Exploring Maryland through Little Passports

Our family had a great time exploring Annapolis and Baltimore last fall, so it was neat to work our way through the Maryland Little Passports journal and do activities inspired by things we'd done during our travels. 

The model train was inspired by the fact that some of America's first railroads were built in Maryland, including Mount Clare Station in Baltimore, where the first regular railroad passenger service started in 1830. We wanted to visit the B&O Railroad Museum while we were in Baltimore, but there wasn't enough time to do everything. Next time for sure!

After building the model, we jumped right in to the science experiment. It was inspired by Chesapeake Bay. To understand why ice forms near the shore but not further out in the Chesapeake Bay, Trevor prepared three containers with equal amounts of water. He added a teaspoon of salt to one, half a teaspoon of salt to the next, and no salt in the third. 

After two hours in the freezer, the 'no salt' container was frozen over, while the 'half salt' had a thin layer of ice. The 'salt' was still liquid. Salt water freezes at a lower temperature than fresh water, so the freshwater portions of the Chesapeake Bay freeze sooner than the estuaries. The salty ocean waters do not freeze over. This was an important lesson for my California native who has little experience with frozen water except for the cubes that come in his drinks!

Next, we did an activity about the Chincoteague horses of Assateague Island. We did a math activity about the Thomas Viaduct, the first multi-arched railroad bridge in the US, and learned that it was 16 arches that are about 6 stories high and total more than 600 feet in length! We learned that Edgar Allen Poe is from Maryland. His house is now a historic landmark - another place to visit the next time we're in Charm City. Trevor and I worked together to solve a puzzle about Antietam National Battlefield. We did a word search inspired by Clara Barton, the "Angel of the Battlefield" who founded the American Red Cross. 

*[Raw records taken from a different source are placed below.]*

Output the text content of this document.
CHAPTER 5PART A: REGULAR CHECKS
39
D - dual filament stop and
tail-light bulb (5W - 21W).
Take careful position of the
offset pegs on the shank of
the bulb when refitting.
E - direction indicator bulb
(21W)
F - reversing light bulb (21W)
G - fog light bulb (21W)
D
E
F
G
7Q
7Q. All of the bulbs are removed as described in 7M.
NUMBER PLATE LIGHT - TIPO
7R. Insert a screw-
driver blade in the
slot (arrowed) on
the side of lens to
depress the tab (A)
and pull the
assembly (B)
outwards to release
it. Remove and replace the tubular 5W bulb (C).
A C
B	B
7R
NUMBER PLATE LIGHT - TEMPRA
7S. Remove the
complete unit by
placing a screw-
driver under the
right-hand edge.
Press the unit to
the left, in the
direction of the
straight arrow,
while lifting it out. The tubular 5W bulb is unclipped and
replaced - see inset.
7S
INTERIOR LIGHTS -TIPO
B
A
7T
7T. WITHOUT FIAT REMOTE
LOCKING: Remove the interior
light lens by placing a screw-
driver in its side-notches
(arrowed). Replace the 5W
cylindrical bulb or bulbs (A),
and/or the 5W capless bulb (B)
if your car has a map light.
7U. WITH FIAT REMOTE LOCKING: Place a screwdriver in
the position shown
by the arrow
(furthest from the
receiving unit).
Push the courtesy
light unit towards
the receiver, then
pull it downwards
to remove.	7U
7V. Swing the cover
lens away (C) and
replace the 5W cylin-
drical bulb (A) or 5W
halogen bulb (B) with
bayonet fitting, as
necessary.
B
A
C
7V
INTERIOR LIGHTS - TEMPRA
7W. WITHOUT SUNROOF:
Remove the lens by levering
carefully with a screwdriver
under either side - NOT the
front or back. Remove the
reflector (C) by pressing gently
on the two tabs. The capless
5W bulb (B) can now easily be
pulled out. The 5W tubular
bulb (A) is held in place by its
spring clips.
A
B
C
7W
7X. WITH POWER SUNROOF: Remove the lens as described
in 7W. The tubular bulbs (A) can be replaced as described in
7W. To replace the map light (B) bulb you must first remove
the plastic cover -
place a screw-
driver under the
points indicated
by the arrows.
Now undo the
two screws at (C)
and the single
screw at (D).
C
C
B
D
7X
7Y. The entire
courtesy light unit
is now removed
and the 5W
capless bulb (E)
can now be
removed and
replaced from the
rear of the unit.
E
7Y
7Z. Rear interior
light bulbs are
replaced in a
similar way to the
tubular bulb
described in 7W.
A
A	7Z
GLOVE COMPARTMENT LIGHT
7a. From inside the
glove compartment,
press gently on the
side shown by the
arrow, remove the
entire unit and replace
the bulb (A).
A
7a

We learned that Gaithersburg, Maryland is home to the National Institute of Standards and Technology. NIST researchers set the standards for weights and measurements used across the US. We learned that in 1927, NIST standardized traffic lights to the red, yellow, and green that are now used in every state. Imagine driving from state to state with different colors meaning different things. Yikes! We read about the devastating Baltimore fires in 1904. Firefighters from nearby states came to help, but because there was no standardization of fire hydrants, their hoses didn't fit and they were unable to assist. More than 1500 buildings burned. After the fire, the hundreds of different hose and hydrant sizes were standardized to ensure that all fire crews could help each others. 

Both the art activity and the cooking activity were inspired by crab. We followed the steps to draw blue crabs, the Maryland state crustacean. 

That's Trevor's drawing on the left and mine on the right. 

I don't eat crab (or any seafood, for that matter) so we made a slight modification to the crab cake recipe. We substituted chicken thigh meat for the crab, but kept everything else the same. Yum!! They were delicious!

Trevor and I had a great time exploring the Old Line State through Little Passports! We're looking forward to our next adventure.


  1. That is crazy about the traffic lights and the fires!! LOVING the activities you did!!!

  2. I love that Trevor seems to enjoy all the activities. I love crab (and seafood) but chicken thigh sounds delicious!